MORE: Democrat Theresa Gasper launches run against Congressman Turner
Self-identified as a progressive populist, Milisits says he’s firmly in the “Bernie camp,” a reference to U.S. Sen. Bernie Sanders, I-Vt., who ran in the 2016 Democratic presidential primary. He had reservations about Hillary Clinton, the Democratic nominee, but said he voted for her nonetheless.
“After the primary was over, the candidate that I heard speaking the most about issues that were really directly affecting people was Donald Trump,” said Milisits. “Honestly, there were some things where I was right on board with him.”

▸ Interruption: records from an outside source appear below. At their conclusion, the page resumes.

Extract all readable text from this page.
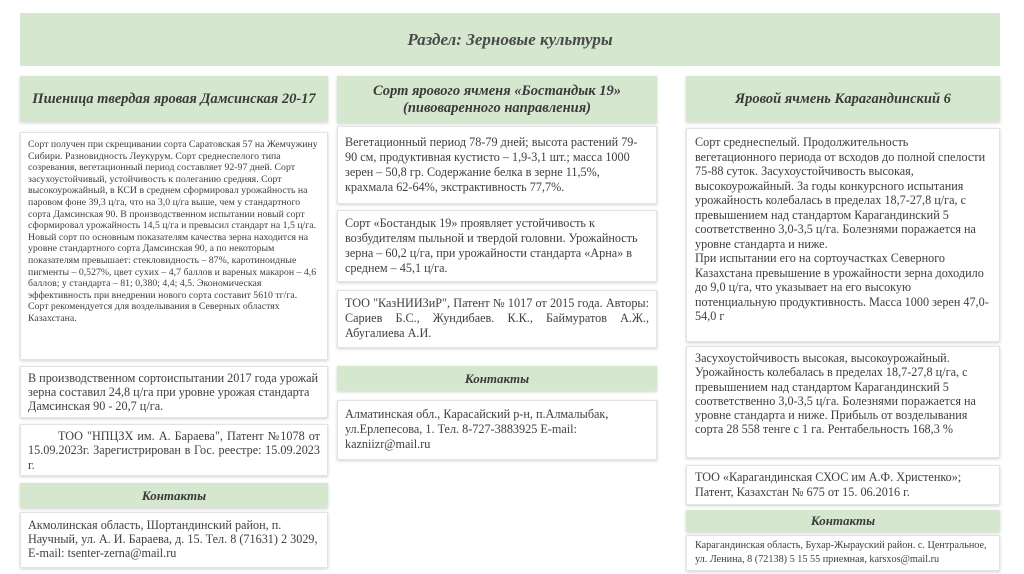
Раздел: Зерновые культуры
Пшеница твердая яровая Дамсинская 20-17

Сорт получен при скрещивании сорта Саратовская 57 на Жемчужину Сибири. Разновидность Леукурум. Сорт среднеспелого типа созревания, вегетационный период составляет 92-97 дней. Сорт засухоустойчивый, устойчивость к полеганию средняя. Сорт высокоурожайный, в КСИ в среднем сформировал урожайность на паровом фоне 39,3 ц/га, что на 3,0 ц/га выше, чем у стандартного сорта Дамсинская 90. В производственном испытании новый сорт сформировал урожайность 14,5 ц/га и превысил стандарт на 1,5 ц/га. Новый сорт по основным показателям качества зерна находится на уровне стандартного сорта Дамсинская 90, а по некоторым показателям превышает: стекловидность – 87%, каротиноидные пигменты – 0,527%, цвет сухих – 4,7 баллов и вареных макарон – 4,6 баллов; у стандарта – 81; 0,380; 4,4; 4,5. Экономическая эффективность при внедрении нового сорта составит 5610 тг/га. Сорт рекомендуется для возделывания в Северных областях Казахстана.

В производственном сортоиспытании 2017 года урожай зерна составил 24,8 ц/га при уровне урожая стандарта Дамсинская 90 - 20,7 ц/га.

ТОО "НПЦЗХ им. А. Бараева", Патент №1078 от 15.09.2023г. Зарегистрирован в Гос. реестре: 15.09.2023 г.

Контакты

Акмолинская область, Шортандинский район, п. Научный, ул. А. И. Бараева, д. 15. Тел. 8 (71631) 2 3029, E-mail: tsenter-zerna@mail.ru

Сорт ярового ячменя «Бостандык 19» (пивоваренного направления)

Вегетационный период 78-79 дней; высота растений 79-90 см, продуктивная кустисто – 1,9-3,1 шт.; масса 1000 зерен – 50,8 гр. Содержание белка в зерне 11,5%, крахмала 62-64%, экстрактивность 77,7%.

Сорт «Бостандык 19» проявляет устойчивость к возбудителям пыльной и твердой головни. Урожайность зерна – 60,2 ц/га, при урожайности стандарта «Арна» в среднем – 45,1 ц/га.

ТОО "КазНИИЗиР", Патент № 1017 от 2015 года. Авторы: Сариев Б.С., Жундибаев. К.К., Баймуратов А.Ж., Абугалиева А.И.

Контакты

Алматинская обл., Карасайский р-н, п.Алмалыбак, ул.Ерлепесова, 1. Тел. 8-727-3883925 E-mail: kazniizr@mail.ru

Яровой ячмень Карагандинский 6

Сорт среднеспелый. Продолжительность вегетационного периода от всходов до полной спелости 75-88 суток. Засухоустойчивость высокая, высокоурожайный. За годы конкурсного испытания урожайность колебалась в пределах 18,7-27,8 ц/га, с превышением над стандартом Карагандинский 5 соответственно 3,0-3,5 ц/га. Болезнями поражается на уровне стандарта и ниже.

При испытании его на сортоучастках Северного Казахстана превышение в урожайности зерна доходило до 9,0 ц/га, что указывает на его высокую потенциальную продуктивность. Масса 1000 зерен 47,0-54,0 г

Засухоустойчивость высокая, высокоурожайный. Урожайность колебалась в пределах 18,7-27,8 ц/га, с превышением над стандартом Карагандинский 5 соответственно 3,0-3,5 ц/га. Болезнями поражается на уровне стандарта и ниже. Прибыль от возделывания сорта 28 558 тенге с 1 га. Рентабельность 168,3 %

ТОО «Карагандинская СХОС им А.Ф. Христенко»; Патент, Казахстан № 675 от 15. 06.2016 г.

Контакты

Карагандинская область, Бухар-Жырауский район. с. Центральное, ул. Ленина, 8 (72138) 5 15 55 приемная, karsxos@mail.ru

“I think that ‘drain the swamp’ — what a mantra,” Milisits said. “And honestly, if we were smart as candidates, we’d be repeating that slogan because the reality is in the same election where people were chanting ‘drain the swamp’ and sent Donald Trump to Washington, they sent long-term congressmen and women back to Washington.”
Milisits’ strategy of running as a progressive populist — and embracing some of the democratic socialist values espoused during Sanders’ run — is an approach opposite that of Gasper, a former Republican with a campaign playbook aimed at winning the votes of moderate Democrats and Republicans frustrated with Congress.
Gasper’s focus on the middle — the “politically homeless,” she called them in a Dayton Daily News interview — is geared toward competing in a district that has returned Turner to Capitol Hill eight times since 2002. Each time, Turner has carried hefty margins in the district. In 2006, his worst performance, he won 58.5 percent of the vote.
But Milisits said he hopes to energize the Democratic base, calling his campaign a “barometer” for where the interests of Democratic voters lie. Unknown is whether the district’s Democratic base — located almost entirely within Montgomery County, where Clinton won nearly 60 percent of the primary vote — identifies with Sanders’ populist message.
Milisits’ own message, he said, is shaped in his own experience. His family lost its home to a bankruptcy stemming from his mother’s medical bills during his senior year at Fairmont High School. Today, he said his work as an AT&T technician takes him into people’s homes, where he said he sees the divide between rich and poor.
“To have a job where you can go from one of the poorest parts of the district where people are living in just abject poverty to the next job you could go to one of the biggest mansions in the district, it really helps to solidify the wealth gap that we have in this country,” he said.